Gospel seems to be one of those genres that is not so well-served by the recording medium.
That doesn’t mean you can’t find a great Mahalia Jackson recording, or Sister Rosetta Tharpe. But the soul of Gospel music comes out in live performance. I learned this after listening to a Smithsonian Folkways recording of trombone “shout” bands – basically, a Gospel choir of trombones and drums rather than singers and tambourines. I sort of liked the massive sound, and the beat, but that’s it. It was interesting, nothing more. Then I saw one of those bands, McCullough Sons of Thunder from Harlem, playing live. Well, talk about the spirit moving – these guys were blaring and swaying and sweating, and soon I was sweating too. I guess that’s what people mean when they call something a “religious experience.”

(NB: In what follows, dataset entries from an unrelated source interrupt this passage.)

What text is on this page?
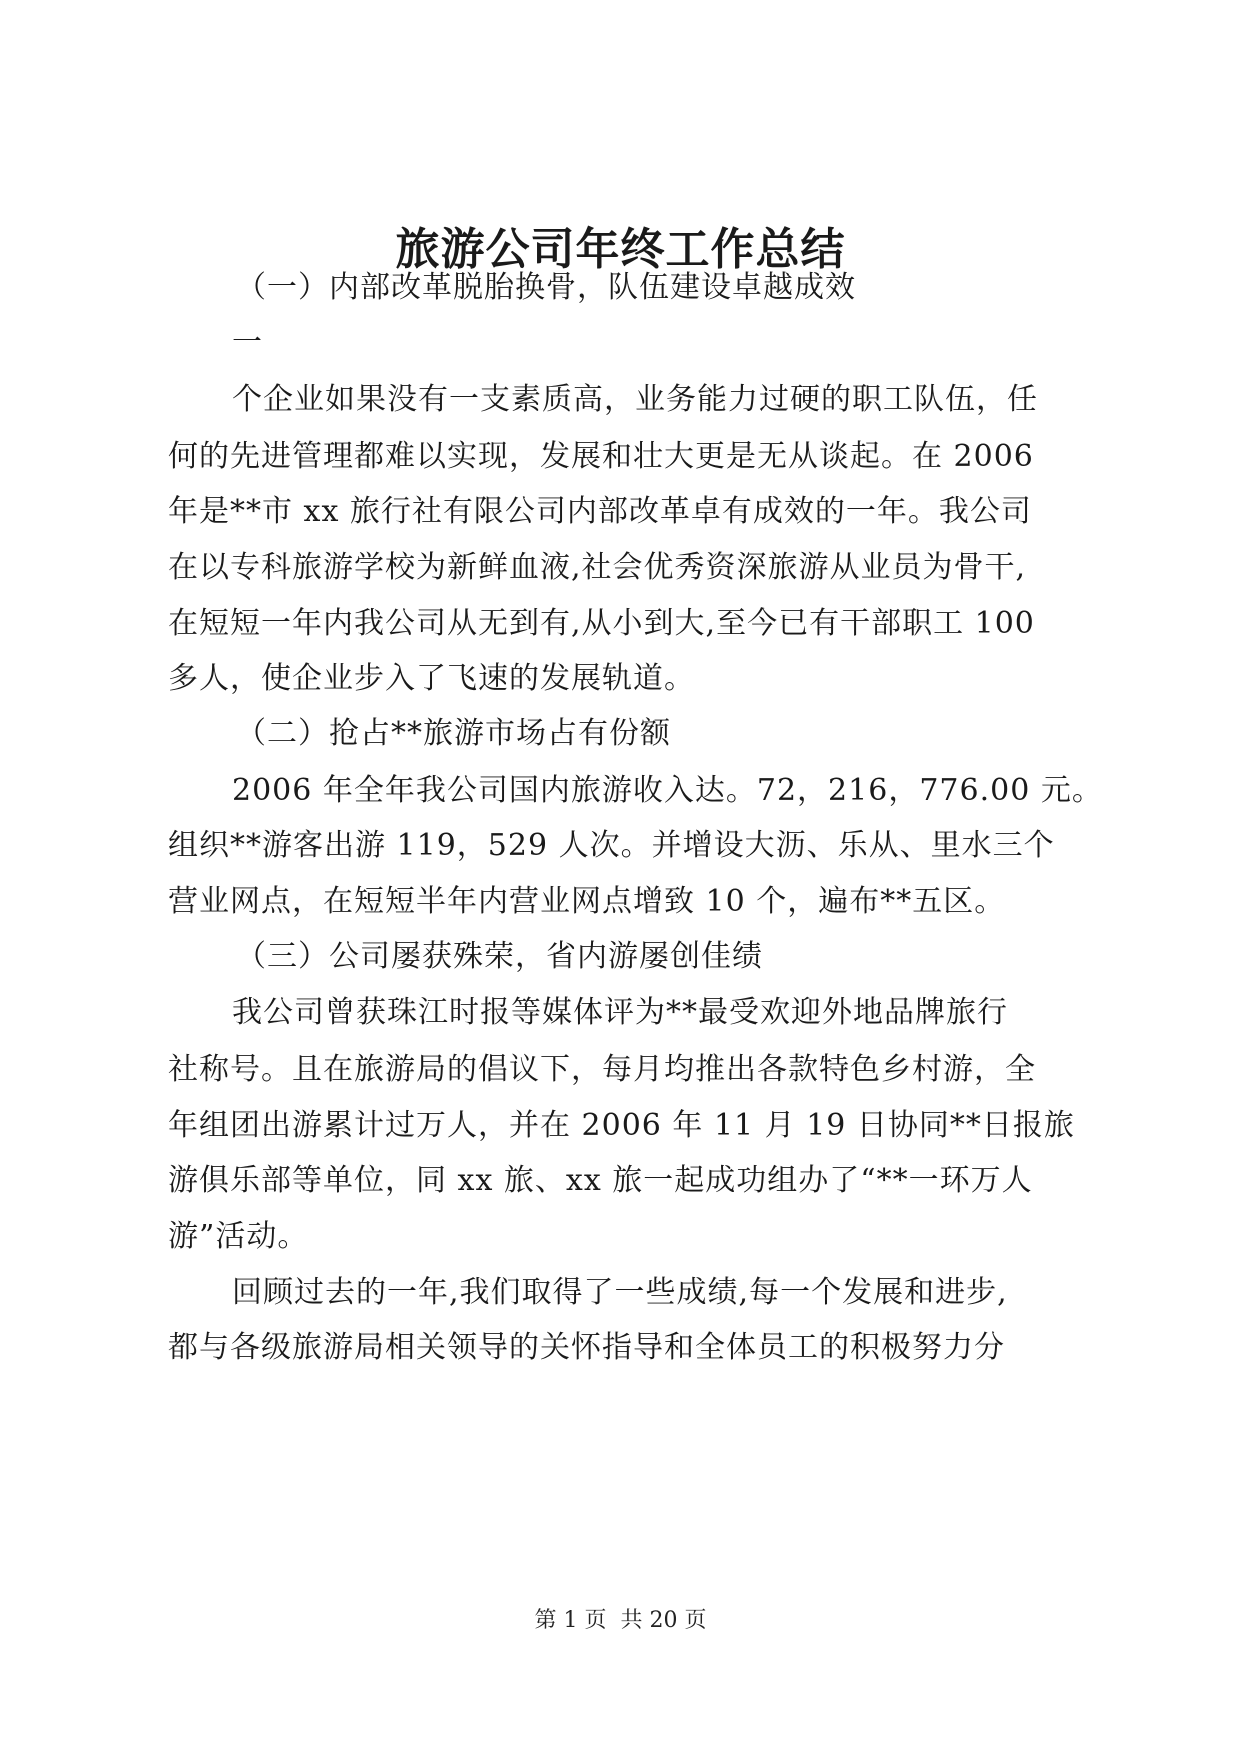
旅游公司年终工作总结
（一）内部改革脱胎换骨，队伍建设卓越成效
一
个企业如果没有一支素质高，业务能力过硬的职工队伍，任
何的先进管理都难以实现，发展和壮大更是无从谈起。在 2006
年是**市 xx 旅行社有限公司内部改革卓有成效的一年。我公司
在以专科旅游学校为新鲜血液,社会优秀资深旅游从业员为骨干,
在短短一年内我公司从无到有,从小到大,至今已有干部职工 100
多人，使企业步入了飞速的发展轨道。
（二）抢占**旅游市场占有份额
2006 年全年我公司国内旅游收入达。72，216，776.00 元。
组织**游客出游 119，529 人次。并增设大沥、乐从、里水三个
营业网点，在短短半年内营业网点增致 10 个，遍布**五区。
（三）公司屡获殊荣，省内游屡创佳绩
我公司曾获珠江时报等媒体评为**最受欢迎外地品牌旅行
社称号。且在旅游局的倡议下，每月均推出各款特色乡村游，全
年组团出游累计过万人，并在 2006 年 11 月 19 日协同**日报旅
游俱乐部等单位，同 xx 旅、xx 旅一起成功组办了“**一环万人
游”活动。
回顾过去的一年,我们取得了一些成绩,每一个发展和进步,
都与各级旅游局相关领导的关怀指导和全体员工的积极努力分
第 1 页 共 20 页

I would later present Sons of Thunder in a concert setting at Merkin Hall, where I swear I thought parts of the ceiling were going to come down, and where there were more people at the end dancing in the aisles than sitting in the seats. I got interested in the “Sacred Steel” tradition too – the Campbell Brothers and other artists who use pedal steel guitars as a way of making the spirit sing. I’ve had the Five Blind Boys Of Alabama sing in our studio. I have recordings of all of these, and they are great – audio postcards of musicians summoning the spirit of Gospel right there and then. But part of me thinks they’re great – to me – because they take me back to the live experience, and I wonder how effective they are for people who weren’t there.